O candidato do PSB, ex-governador Anthony Garotinho é, de fato, um mestre na arte do ilusionismo. Depois de anunciar uma auditoria inexistente e tentar aprovar sua própria aposentadoria para recuar ante a repercussão negativa, agora disse à Justiça que nunca, jamais em tempo algum, insinuou que o deputado Márcio Fortes enviara a ele um emissário com um dossiê contra Roseana Sarney.

Interpelado pelo tucano, Garotinho, ainda no cargo, enviou ofício ao Superior Tribunal de Justiça declarando-se impossibilitado de se manifestar a respeito da notificação. E fornece o motivo: ''É que, lamentavelmente, o petitório do parlamentar se refere a declarações atribuídas, por jornalistas, a assessores não identificados e a outras pessoas, não havendo, sequer, alusão alguma a Sua Excelência nas afirmações irrogada ao governador do Rio de Janeiro.''

Ou seja, na versão de Garotinho, ele não só nunca fez as acusações, nem mesmo insinuações, como se diz absolutamente alheio a um assunto no qual se empenhou pessoalmente, até mesmo com telefonema direto ao pai de Roseana, senador José Sarney.
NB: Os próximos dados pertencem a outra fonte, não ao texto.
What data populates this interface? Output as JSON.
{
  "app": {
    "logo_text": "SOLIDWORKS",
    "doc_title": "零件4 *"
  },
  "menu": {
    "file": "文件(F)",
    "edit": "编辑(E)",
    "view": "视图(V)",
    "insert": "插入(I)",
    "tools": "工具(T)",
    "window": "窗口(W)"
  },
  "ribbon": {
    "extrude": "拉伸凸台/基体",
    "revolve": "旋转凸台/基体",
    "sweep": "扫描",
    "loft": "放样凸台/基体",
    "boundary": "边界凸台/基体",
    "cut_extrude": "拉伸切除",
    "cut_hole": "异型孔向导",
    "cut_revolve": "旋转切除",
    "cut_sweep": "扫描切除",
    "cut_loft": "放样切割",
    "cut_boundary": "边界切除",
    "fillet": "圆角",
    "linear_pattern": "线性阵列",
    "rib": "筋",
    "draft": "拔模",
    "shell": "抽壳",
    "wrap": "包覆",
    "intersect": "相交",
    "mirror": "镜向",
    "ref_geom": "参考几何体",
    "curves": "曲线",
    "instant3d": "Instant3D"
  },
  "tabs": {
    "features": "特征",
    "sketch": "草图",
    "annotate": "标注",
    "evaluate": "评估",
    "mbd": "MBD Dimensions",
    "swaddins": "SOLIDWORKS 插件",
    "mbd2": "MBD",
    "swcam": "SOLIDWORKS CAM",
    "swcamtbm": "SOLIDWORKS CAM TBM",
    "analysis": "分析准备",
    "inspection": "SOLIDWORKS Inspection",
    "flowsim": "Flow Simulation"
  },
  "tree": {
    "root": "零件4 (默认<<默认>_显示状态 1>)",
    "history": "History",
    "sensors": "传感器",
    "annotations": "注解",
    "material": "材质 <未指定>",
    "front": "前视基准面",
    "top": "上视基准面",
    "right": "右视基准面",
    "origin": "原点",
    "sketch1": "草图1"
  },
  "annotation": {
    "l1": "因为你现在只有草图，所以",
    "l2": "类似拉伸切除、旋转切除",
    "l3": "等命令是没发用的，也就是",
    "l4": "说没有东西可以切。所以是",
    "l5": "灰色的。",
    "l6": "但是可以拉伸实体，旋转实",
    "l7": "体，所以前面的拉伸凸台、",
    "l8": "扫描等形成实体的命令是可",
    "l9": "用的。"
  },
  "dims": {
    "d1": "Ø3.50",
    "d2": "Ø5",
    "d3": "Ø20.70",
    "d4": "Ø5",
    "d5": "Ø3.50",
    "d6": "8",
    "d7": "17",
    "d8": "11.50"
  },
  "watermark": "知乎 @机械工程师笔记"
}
Pois, agora, Márcio Fortes irá à Justiça comum - dado que Garotinho não tem mais foro privilegiado - com uma ação na qual pedirá prova testemunhal. Para isso, já está preparando lista de pessoas - entre elas alguns jornalistas - que teriam ouvido do então governador a referência explícita ao deputado como ofertante do dossiê.

Erro de obra

Não foram apenas os projetistas do Elevado Paulo de Frontin e do Pavilhão da Gameleira que erraram os cálculos e viram suas obras desabarem. Houve erro também no texto publicado ontem aqui, comparando o infortúnio daqueles profissionais às escorregadelas políticas de outro calculista irretocável, Jorge Bornhausen.

A nota referia-se ao pavilhão de exposições que estava em construção em Belo Horizonte quando desabou, como ''Estádio da Gameleira''. E já que é para esclarecer, vamos ao serviço completo: a tragédia aconteceu em 4 de fevereiro de 1971, soterrou 126 operários, matando 64 e deixando 62 feridos e mutilados.